El abordaje terapéutico del paciente fumador se puede realizar mediante un tratamiento no especializado que se fundamenta en el consejo antitabaco, integrado dentro del concepto de lo que se conoce como intervención mínima en tabaquismo1, o bien mediante un tratamiento especializado realizado, generalmente, en las consultas de neumología y en las escasas unidades de tabaquismo existentes en nuestro país, oferta terapéutica que hasta hace poco tiempo se basaba en las terapias grupales y en la terapia sustitutiva nicotínica (TSN), y que recientemente se ha visto ampliada con la comercialización del bupropión2.
Extrapolando los datos de la última Encuesta Nacional de Salud a la población que se ve en las consultas de Atención Primaria, al menos el 35,7% de los pacientes que acuden a ellas serán fumadores3, y la atención que reciben, en la mayoría de los casos, difiere bastante de la ofrecida a otros grupos de pacientes, tanto en calidad como en cantidad, siendo por otra parte de las que mejores relación coste-efectividad presenta4.

Es tal la magnitud del problema de salud pública derivado del consumo de tabaco (es ya un tópico señalar que el tabaquismo es la primera causa evitable de muerte en los países desarrollados)5, que se debe adoptar una actitud activa frente al tabaquismo, cuando además se tiene constancia de que el 57,4% de los fumadores no han recibido nunca consejo antitabaco6.
Atención Primaria ofrece un marco idóneo para realizar el tratamiento del tabaquismo al tener una mayor cobertura y mejor accesibilidad que los servicios especializados, además de las características propias de la atención dispensada: una relación médico-paciente preexistente, facilitando el abordaje de los problemas que vayan surgiendo durante el proceso de abandono del tabaco, y un seguimiento más estrecho del paciente fumador al ser una atención continuada y permanente7.
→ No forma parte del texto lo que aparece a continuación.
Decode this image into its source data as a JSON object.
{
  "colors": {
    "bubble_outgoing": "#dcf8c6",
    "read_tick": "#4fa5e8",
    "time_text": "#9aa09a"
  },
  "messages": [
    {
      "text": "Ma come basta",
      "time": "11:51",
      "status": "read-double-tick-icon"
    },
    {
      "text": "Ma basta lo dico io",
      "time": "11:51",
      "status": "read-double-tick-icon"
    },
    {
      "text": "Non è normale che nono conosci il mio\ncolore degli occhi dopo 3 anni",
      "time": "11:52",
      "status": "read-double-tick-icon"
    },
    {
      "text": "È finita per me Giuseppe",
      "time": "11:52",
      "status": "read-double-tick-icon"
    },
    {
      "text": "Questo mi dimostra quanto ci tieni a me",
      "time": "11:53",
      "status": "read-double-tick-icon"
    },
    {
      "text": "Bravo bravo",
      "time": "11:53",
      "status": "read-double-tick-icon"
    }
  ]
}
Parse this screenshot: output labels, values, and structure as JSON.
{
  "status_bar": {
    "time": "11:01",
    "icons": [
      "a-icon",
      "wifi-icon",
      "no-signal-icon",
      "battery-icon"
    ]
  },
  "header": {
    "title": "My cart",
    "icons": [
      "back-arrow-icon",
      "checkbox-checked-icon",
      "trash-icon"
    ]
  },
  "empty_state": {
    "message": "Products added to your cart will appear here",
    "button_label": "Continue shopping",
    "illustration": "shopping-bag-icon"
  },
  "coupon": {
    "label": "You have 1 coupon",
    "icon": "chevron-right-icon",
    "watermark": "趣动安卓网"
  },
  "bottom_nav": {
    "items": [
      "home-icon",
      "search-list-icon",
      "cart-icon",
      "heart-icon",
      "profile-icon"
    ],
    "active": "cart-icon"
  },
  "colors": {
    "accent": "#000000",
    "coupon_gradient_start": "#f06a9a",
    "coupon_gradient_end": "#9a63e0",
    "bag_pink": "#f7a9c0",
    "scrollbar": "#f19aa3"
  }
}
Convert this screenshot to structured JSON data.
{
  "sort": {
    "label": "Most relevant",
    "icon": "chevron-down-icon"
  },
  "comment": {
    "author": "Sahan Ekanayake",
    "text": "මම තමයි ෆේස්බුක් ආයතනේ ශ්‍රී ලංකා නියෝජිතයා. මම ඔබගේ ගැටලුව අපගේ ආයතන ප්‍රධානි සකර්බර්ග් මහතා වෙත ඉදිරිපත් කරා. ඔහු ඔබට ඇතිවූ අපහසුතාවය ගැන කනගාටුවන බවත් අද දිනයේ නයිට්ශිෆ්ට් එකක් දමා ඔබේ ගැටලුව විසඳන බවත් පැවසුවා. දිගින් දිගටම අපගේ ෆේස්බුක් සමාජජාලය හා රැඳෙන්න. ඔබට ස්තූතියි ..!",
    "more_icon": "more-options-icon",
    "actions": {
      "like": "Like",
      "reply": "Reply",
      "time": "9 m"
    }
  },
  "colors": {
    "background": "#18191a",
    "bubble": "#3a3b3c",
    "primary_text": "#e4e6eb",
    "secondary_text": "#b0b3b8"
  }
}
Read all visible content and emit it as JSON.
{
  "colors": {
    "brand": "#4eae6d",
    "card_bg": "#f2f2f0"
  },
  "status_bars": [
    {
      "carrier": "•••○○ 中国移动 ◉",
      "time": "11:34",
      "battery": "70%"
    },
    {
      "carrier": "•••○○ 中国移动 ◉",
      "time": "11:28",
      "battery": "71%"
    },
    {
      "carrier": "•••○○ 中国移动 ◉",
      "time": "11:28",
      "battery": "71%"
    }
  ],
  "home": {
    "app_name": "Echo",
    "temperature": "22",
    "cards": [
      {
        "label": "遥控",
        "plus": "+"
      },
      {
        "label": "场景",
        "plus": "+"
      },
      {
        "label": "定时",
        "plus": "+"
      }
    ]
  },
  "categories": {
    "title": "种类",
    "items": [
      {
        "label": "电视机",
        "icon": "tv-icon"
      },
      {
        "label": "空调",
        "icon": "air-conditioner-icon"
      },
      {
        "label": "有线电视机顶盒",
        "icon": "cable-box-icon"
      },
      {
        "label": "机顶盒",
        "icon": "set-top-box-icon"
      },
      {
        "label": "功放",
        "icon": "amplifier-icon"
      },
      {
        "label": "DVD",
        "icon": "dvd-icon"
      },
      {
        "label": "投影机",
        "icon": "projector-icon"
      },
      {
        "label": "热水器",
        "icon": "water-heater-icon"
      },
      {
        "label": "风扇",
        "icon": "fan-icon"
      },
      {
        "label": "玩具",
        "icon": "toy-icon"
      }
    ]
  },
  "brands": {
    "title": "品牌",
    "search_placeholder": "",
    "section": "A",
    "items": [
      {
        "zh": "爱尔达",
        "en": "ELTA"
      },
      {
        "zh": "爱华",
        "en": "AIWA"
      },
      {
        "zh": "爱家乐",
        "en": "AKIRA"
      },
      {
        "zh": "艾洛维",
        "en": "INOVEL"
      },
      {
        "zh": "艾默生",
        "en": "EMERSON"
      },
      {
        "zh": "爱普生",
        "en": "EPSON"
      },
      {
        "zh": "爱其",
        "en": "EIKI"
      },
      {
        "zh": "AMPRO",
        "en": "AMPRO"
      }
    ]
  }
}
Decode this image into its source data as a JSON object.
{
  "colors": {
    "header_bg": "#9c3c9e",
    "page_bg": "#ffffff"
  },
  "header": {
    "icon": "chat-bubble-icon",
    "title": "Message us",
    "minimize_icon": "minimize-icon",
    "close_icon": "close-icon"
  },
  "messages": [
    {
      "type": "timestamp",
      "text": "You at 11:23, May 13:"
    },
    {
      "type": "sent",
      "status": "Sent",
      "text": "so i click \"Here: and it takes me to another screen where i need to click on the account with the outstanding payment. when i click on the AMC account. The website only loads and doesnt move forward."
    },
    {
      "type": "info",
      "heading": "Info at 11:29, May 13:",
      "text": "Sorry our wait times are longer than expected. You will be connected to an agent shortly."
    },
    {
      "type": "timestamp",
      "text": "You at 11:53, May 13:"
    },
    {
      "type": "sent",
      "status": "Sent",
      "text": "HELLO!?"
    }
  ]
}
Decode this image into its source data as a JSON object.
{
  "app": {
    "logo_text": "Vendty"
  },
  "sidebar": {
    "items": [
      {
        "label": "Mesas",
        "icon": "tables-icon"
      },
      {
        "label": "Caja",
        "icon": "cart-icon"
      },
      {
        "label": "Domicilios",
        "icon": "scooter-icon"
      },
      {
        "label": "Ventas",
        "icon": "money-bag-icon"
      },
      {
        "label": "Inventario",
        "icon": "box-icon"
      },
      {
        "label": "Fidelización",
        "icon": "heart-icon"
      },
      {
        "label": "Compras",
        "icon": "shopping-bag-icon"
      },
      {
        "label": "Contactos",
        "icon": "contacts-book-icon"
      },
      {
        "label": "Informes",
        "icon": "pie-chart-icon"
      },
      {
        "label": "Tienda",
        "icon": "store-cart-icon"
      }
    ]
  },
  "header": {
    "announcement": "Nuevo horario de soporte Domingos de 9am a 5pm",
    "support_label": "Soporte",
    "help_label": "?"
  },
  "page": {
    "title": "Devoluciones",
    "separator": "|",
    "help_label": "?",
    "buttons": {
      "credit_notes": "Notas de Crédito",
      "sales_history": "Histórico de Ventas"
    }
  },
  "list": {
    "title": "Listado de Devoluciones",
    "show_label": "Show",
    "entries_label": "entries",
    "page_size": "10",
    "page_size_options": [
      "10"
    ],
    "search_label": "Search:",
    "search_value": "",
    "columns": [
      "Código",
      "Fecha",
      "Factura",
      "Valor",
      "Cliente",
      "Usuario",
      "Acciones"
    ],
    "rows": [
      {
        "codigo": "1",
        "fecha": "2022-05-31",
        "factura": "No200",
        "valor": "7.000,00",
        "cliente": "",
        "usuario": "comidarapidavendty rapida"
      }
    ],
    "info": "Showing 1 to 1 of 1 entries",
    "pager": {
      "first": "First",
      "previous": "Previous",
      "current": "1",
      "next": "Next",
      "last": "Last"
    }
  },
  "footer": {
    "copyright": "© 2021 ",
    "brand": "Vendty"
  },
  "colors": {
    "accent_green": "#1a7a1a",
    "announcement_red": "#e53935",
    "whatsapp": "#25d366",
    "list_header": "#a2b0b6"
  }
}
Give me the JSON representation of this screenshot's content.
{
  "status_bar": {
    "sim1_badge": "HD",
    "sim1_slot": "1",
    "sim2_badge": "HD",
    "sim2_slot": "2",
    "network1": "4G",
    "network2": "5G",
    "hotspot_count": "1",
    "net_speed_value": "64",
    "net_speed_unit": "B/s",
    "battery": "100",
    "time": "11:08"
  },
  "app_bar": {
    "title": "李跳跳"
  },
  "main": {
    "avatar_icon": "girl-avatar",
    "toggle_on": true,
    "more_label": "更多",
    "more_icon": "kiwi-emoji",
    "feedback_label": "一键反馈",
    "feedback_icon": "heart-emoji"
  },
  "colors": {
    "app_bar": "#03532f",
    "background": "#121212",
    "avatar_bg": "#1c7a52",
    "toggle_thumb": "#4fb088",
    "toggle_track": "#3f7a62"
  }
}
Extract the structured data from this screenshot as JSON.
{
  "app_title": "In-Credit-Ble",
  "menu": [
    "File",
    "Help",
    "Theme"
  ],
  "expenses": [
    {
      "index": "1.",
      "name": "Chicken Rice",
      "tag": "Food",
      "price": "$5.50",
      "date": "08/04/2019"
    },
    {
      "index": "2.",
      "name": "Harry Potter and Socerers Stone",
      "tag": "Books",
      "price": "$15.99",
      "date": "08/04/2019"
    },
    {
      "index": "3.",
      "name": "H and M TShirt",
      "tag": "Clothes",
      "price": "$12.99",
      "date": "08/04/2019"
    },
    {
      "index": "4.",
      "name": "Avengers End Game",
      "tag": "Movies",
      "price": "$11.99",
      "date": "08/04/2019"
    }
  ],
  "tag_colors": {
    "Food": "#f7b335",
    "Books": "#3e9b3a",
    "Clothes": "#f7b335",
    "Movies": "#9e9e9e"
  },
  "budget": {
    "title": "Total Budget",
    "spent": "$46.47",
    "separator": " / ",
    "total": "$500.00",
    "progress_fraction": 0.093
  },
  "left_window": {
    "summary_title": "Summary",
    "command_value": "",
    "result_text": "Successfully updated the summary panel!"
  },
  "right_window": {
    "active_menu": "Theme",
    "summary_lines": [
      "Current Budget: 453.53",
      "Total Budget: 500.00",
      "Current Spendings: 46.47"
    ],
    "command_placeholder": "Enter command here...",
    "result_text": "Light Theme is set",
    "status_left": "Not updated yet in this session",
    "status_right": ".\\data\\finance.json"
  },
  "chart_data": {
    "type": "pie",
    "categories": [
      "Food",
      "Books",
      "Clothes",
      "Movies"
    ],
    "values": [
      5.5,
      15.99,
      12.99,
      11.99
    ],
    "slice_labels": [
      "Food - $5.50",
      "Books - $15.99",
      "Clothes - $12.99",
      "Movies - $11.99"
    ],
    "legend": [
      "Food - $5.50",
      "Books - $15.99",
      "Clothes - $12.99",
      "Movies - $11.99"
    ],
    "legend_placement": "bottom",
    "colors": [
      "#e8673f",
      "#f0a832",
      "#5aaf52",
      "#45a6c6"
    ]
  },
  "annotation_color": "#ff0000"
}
Es importante que Atención Primaria aborde la prevención y tratamiento de uno de los principales factores de riesgo para la salud, con unas probabilidades de éxito similares a los conseguidos en atención especializada cuando se emplea una metodología de trabajo similar8. Colaborando ambos niveles asistenciales del sistema sanitario en el tratamiento del tabaquismo se puede disminuir la presión asistencial de las escasas unidades de tabaquismo existentes, de forma que puedan atender, con mayor prontitud, aquellos casos en los que los médicos de familia se encuentren desbordados o que por las características del fumador le sean más propios (intentos previos de abandono de tabaco fallidos a pesar de un tratamiento correcto, pluripatología que complique el tratamiento sustitutivo, efectos adversos con la terapia farmacológica utilizada, grupos de riesgo, etc.).